I asked my mother how on earth she came to hire her,and was told that she sent a decoy first her daughter-in-law was interviewed and hired,and then every few days,Yellamma would be sent as a substitute and slowly,through a slow breaking-in process,the daughter-in-law disappeared.
Jungamma was the official massage lady for the women in my mothers neighbourhood. She was clear about a lot of things,including the problems of women going to the joommi (gym). She talked of how one lady had a knot on some part of the body because she went to the joommi and then decided to go to the byank to get an operation done for it. When I corrected her and said people go to hospitals to get operations,she informed me that because hospitals were so expensive,most people had to go and get a byank loan first. She finished the story by saying that had they not complained about giving her more money,she would have massaged regularly,and the problem would never have happened. Her speciality was philosophy. She would say,And when the man dies,does his family cry…oh where have you gone,who will feed you,do you have a soft bed to sleep on? No,we say instead,where will I go,who will feed me,will I have a soft bed to sleep on? It was a whole new take on grief,and one that still makes me cringe!

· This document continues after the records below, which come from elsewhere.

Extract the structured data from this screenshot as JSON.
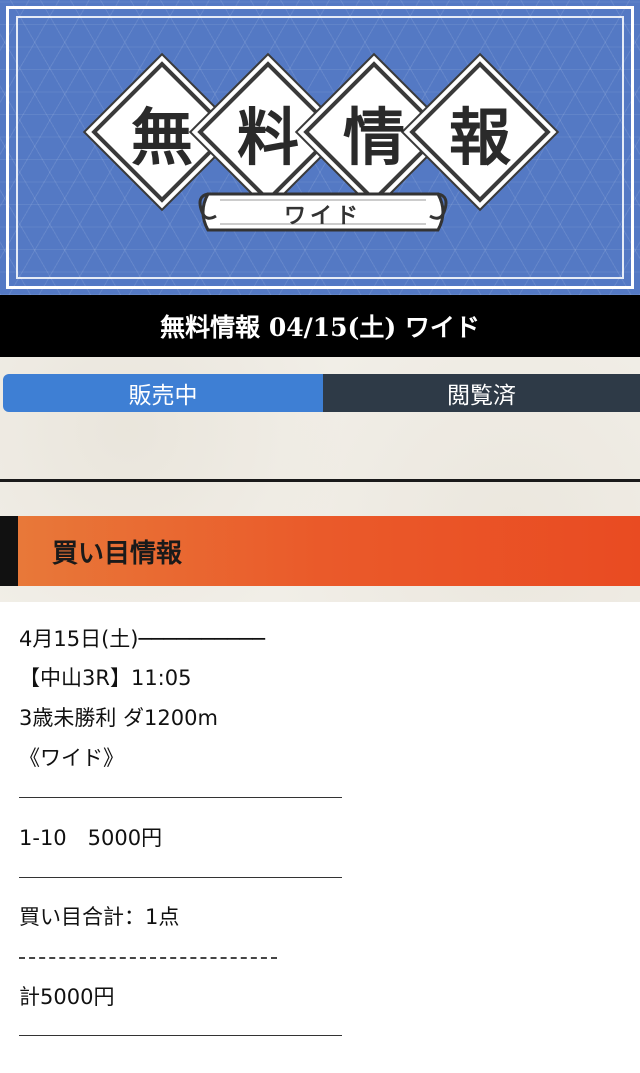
{
  "banner": {
    "chars": [
      "無",
      "料",
      "情",
      "報"
    ],
    "ribbon_label": "ワイド",
    "accent_color": "#5479c4"
  },
  "title_bar": {
    "text": "無料情報 04/15(土) ワイド"
  },
  "tabs": {
    "active_label": "販売中",
    "viewed_label": "閲覧済"
  },
  "section": {
    "title": "買い目情報"
  },
  "content": {
    "date_line": "4月15日(土)──────────",
    "race_line": "【中山3R】11:05",
    "class_line": "3歳未勝利 ダ1200m",
    "bet_type": "《ワイド》",
    "bet_line": "1-10　5000円",
    "total_points": "買い目合計：1点",
    "total_amount": "計5000円"
  }
}
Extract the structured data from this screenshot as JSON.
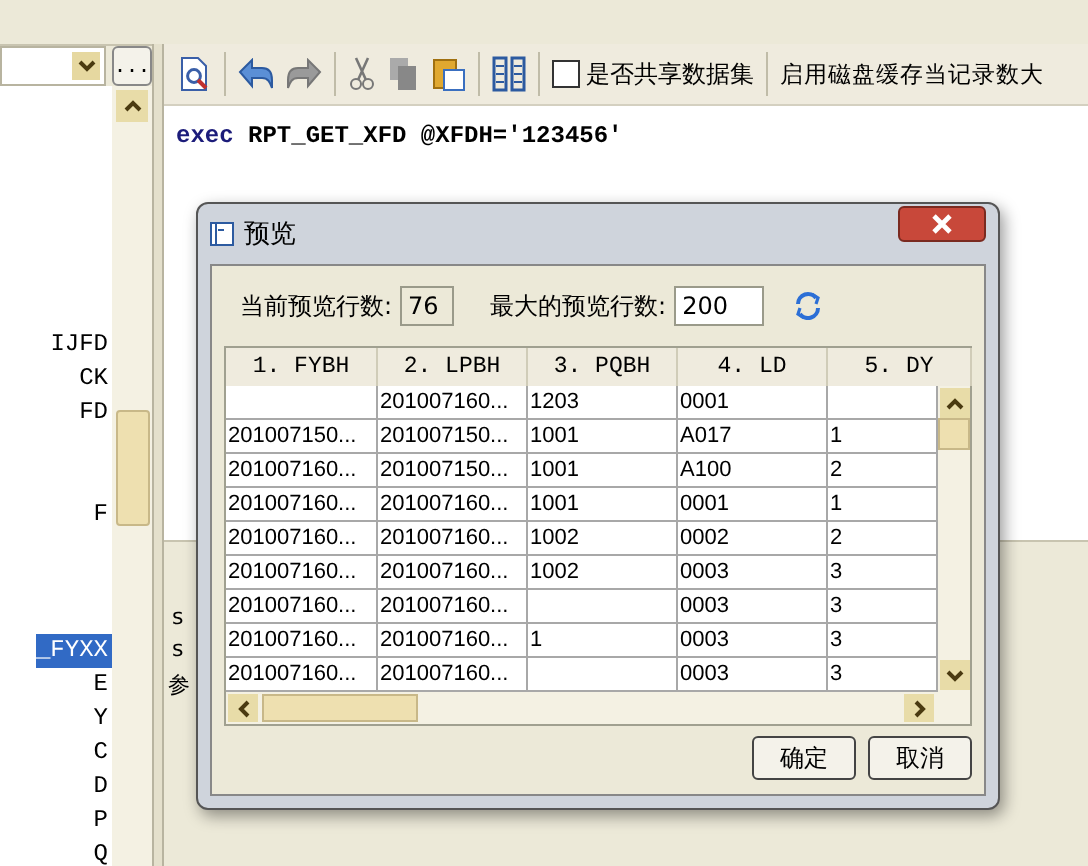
{
  "left_panel": {
    "browse_button": "...",
    "items": [
      {
        "label": "IJFD",
        "selected": false
      },
      {
        "label": "CK",
        "selected": false
      },
      {
        "label": "FD",
        "selected": false
      },
      {
        "label": "F",
        "selected": false
      },
      {
        "label": "_FYXX",
        "selected": true
      },
      {
        "label": "E",
        "selected": false
      },
      {
        "label": "Y",
        "selected": false
      },
      {
        "label": "C",
        "selected": false
      },
      {
        "label": "D",
        "selected": false
      },
      {
        "label": "P",
        "selected": false
      },
      {
        "label": "Q",
        "selected": false
      }
    ]
  },
  "toolbar": {
    "share_checkbox": {
      "label": "是否共享数据集",
      "checked": false
    },
    "cache_label": "启用磁盘缓存当记录数大"
  },
  "editor": {
    "keyword": "exec",
    "statement": "RPT_GET_XFD @XFDH='123456'"
  },
  "bottom_panel": {
    "lines": [
      "s",
      "s"
    ],
    "tab": "参"
  },
  "dialog": {
    "title": "预览",
    "current_rows_label": "当前预览行数:",
    "current_rows": "76",
    "max_rows_label": "最大的预览行数:",
    "max_rows": "200",
    "table": {
      "columns": [
        "1. FYBH",
        "2. LPBH",
        "3. PQBH",
        "4. LD",
        "5. DY"
      ],
      "rows": [
        [
          "",
          "201007160...",
          "1203",
          "0001",
          ""
        ],
        [
          "201007150...",
          "201007150...",
          "1001",
          "A017",
          "1"
        ],
        [
          "201007160...",
          "201007150...",
          "1001",
          "A100",
          "2"
        ],
        [
          "201007160...",
          "201007160...",
          "1001",
          "0001",
          "1"
        ],
        [
          "201007160...",
          "201007160...",
          "1002",
          "0002",
          "2"
        ],
        [
          "201007160...",
          "201007160...",
          "1002",
          "0003",
          "3"
        ],
        [
          "201007160...",
          "201007160...",
          "",
          "0003",
          "3"
        ],
        [
          "201007160...",
          "201007160...",
          "1",
          "0003",
          "3"
        ],
        [
          "201007160...",
          "201007160...",
          "",
          "0003",
          "3"
        ]
      ]
    },
    "buttons": [
      "确定",
      "取消"
    ]
  }
}
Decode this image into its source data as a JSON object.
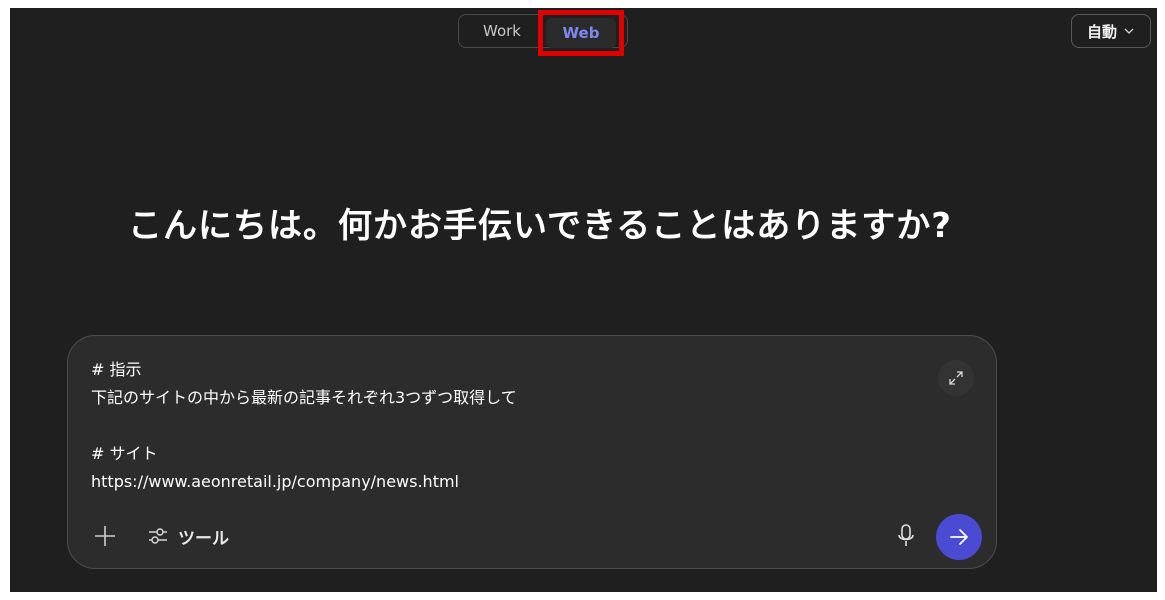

Seeta was the younger one who worked with my mother before her family got her engaged to a school teacher. He was adamant about marrying an educated girl because he wanted her to be able to teach their children well. Seeta,of course,had not passed Class 5,but she was passed off as a student who cleared Class 10. Unable to deal with the intellectual expectations of her fiancé,she told him that her parents had stretched the truth a little bit,and actually she had finished Class 7. He said that was not a major problem,and asked her for her Class 7 certificate,so that he could enrol her for a private coaching for Class 10. In a bind,she came to my mother and asked her to figure out some scheme to save her. My mother went to the principal of a nearby school and asked him if she could be tested for two subjects (Seeta could tell her husband she had forgotten the rest,since she had been sitting at home for a while) and given a certificate that she was up to the standard of Class 7. The poor man,unable to say no to an 81-year-old with an outrageous request,agreed. On last count,my mother was explaining the English textbook in Telugu to her,and we shudder to think about all the things that the new Indian desperation for education is doing to the marriage market.
But the best one was Leelavati,who was my nanny and my mothers man Friday for decades. Her English was confident and her malapropisms terrifying. As my father shouted about there being no ice in the fridge on a summer evening in Delhi,she informed him that it was because there was too much temper outside. And when my little cousin told her that she spoke butler English,she drew herself up to her full height and said to him and you speak cook English.